1 Extraordinary Channel to Good Hire
Following the last post, I want to tell you more about a special advantage if you teach part-time. We all know the conventional recruitment channels: job sites, employment agencies, and your network. Though students are also people you know, i.e. making up part of your network, there are a number of reasons why they deserve your serious consideration when you need to hire.
You meet your students a few times
Unless you lead a one-off training session, usually a course has several lessons. This means you will see your students for e.g. 10 lessons. Surely it is not a 1-on-1 scenario, like an interview, but on the other hand, you can screen through in-class interactions, questions and answers at the break, or even informal chat after class. It is easy to narrow down to some students that you think may be suitable to the vacancy you need to fill.
You know their progress
Because what you teach is usually related to your work, knowing how your students are doing in the course means you have a projection of what they can do at work. While all of us are aware that subject matter is not the only thing affecting performance, you feel more confident in determining the skill level of your students through monitoring their progress. It is way better than an interview. Interview is an unfavourable setup to decide whether the candidate has a certain skill (other than social skills), since you just sit in a room with the candidate and talk. A supplementary measure is of course to give him/her a written test, but still the assessment is less effective than looking at someone’s progress in a course.
Communication & character
As mentioned above, you do not recruit a person just based on his/her technical skills. You know students’ communication skills when they talk to you. And more importantly, they do not just talk to you, they talk to each other (hopefully just at appropriate times, e.g. group discussions). Compared to the stiffness often encountered in the interview, more and different interactions are available for you to assess their communication skills. Additionally, you may have a slight impression of their character, and find out some of the personality traits. Such information helps you to judge if any of them will become a good match to your team.
The leading position
Being the teacher and standing in front of the students already poses yourself in a leading position. Students readily accept you to be the supervisor at work. If you want to achieve this, please prepare properly and teach well. Otherwise, when students find it difficult to follow what you say in class, they will relate that to the possible future, when they will not know what you want from their work. The opposite effect takes place.
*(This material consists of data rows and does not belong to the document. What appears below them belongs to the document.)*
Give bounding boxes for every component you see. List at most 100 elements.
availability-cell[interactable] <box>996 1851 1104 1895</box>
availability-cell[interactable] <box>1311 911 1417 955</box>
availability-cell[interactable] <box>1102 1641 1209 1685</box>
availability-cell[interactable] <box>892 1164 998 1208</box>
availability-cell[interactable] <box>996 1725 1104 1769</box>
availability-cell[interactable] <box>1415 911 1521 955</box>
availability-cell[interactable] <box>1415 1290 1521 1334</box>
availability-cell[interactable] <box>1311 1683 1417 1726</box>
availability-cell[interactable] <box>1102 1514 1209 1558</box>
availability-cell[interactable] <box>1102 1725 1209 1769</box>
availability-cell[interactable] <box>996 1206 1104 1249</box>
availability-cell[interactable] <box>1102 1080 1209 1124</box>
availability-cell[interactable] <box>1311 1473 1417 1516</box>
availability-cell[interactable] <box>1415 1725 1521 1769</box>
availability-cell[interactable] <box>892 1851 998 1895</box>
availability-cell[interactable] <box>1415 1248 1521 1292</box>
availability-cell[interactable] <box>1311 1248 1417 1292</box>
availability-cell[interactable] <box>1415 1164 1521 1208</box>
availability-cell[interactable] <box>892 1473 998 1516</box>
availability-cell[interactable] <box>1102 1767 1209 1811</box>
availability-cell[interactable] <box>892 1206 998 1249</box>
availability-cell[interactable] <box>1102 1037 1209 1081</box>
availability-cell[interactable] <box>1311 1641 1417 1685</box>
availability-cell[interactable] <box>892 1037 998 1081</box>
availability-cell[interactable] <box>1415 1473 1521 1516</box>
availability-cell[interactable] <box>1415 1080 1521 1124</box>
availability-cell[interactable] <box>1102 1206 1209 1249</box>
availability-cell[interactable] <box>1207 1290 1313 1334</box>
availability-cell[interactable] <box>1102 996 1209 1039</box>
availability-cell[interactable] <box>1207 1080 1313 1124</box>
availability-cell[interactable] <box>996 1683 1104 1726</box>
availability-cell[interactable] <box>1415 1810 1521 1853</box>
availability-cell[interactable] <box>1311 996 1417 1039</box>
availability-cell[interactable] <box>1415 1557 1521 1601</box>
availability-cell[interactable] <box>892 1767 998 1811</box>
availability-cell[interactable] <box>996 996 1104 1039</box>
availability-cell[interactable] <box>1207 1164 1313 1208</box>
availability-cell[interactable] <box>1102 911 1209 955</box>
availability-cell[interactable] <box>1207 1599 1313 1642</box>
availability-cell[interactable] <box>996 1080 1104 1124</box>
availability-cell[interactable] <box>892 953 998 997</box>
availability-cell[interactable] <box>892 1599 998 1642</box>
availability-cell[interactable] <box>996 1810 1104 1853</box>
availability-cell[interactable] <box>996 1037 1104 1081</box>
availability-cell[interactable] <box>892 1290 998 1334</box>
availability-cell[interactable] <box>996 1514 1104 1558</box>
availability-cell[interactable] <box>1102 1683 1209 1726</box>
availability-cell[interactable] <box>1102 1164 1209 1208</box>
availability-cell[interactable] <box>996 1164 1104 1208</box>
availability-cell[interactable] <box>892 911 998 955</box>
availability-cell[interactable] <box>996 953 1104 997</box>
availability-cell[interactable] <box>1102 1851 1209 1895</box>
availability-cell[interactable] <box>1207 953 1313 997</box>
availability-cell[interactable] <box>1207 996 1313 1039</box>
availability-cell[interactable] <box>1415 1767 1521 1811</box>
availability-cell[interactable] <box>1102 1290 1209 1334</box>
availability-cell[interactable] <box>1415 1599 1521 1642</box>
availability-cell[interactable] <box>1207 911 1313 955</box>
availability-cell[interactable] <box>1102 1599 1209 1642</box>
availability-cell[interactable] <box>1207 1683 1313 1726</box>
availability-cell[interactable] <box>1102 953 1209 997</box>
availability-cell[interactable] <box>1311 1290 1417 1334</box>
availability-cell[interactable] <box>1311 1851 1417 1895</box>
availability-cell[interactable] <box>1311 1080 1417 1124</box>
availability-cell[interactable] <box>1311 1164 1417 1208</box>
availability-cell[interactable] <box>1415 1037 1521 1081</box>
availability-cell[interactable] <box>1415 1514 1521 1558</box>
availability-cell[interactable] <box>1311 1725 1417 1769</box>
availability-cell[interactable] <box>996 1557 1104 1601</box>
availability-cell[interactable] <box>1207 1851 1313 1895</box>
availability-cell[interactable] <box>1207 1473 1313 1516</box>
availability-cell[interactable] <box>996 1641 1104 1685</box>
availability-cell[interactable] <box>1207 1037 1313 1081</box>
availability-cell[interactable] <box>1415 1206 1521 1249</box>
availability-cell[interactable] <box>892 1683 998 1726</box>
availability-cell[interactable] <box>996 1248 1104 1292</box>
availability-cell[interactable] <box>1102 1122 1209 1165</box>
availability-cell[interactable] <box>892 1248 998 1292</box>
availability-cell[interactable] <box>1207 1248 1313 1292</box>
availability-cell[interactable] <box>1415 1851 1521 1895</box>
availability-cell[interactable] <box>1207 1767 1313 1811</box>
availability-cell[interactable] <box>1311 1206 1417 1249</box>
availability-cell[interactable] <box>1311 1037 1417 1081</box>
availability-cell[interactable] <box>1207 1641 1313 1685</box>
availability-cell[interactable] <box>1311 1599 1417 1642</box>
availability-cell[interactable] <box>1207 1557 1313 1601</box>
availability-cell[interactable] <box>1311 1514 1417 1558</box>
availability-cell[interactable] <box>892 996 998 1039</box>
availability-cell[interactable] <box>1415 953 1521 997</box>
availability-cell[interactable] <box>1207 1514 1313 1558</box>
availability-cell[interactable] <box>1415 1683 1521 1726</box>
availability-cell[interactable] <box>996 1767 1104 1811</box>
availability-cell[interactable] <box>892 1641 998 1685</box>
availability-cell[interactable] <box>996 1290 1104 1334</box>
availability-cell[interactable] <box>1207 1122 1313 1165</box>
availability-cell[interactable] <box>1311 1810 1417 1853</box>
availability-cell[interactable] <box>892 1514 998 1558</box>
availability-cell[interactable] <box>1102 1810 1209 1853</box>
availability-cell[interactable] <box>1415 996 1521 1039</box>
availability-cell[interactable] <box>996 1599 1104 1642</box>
If you are not hiring when you are teaching, it is fine. Just exchange contact with your students. They will be glad to know that you may find them a job later. Alternatively, you can help your colleagues out if another team is hiring. Your friends may also be in need of a candidate. If your students have relevant skills, why not refer them to your colleagues and friends?
Another benefit is that, after you teach in a college, you are likely to encounter candidates from that college applying to the opening you need to fill. They may have taken another course, or the same course taught by another instructor. Even though you have not taught him/her directly, you will have bit more information about him/her. Clearly every person is a unique individual and should be considered on his/her merits. Even if you think you should avoid stereotyping, at least you have more topics to talk about during the interview due to the common background. Personally I met numerous candidates who studied at colleges I taught. Some of them felt surprised or excited when I told them I taught at where they studied, and that was enjoyable.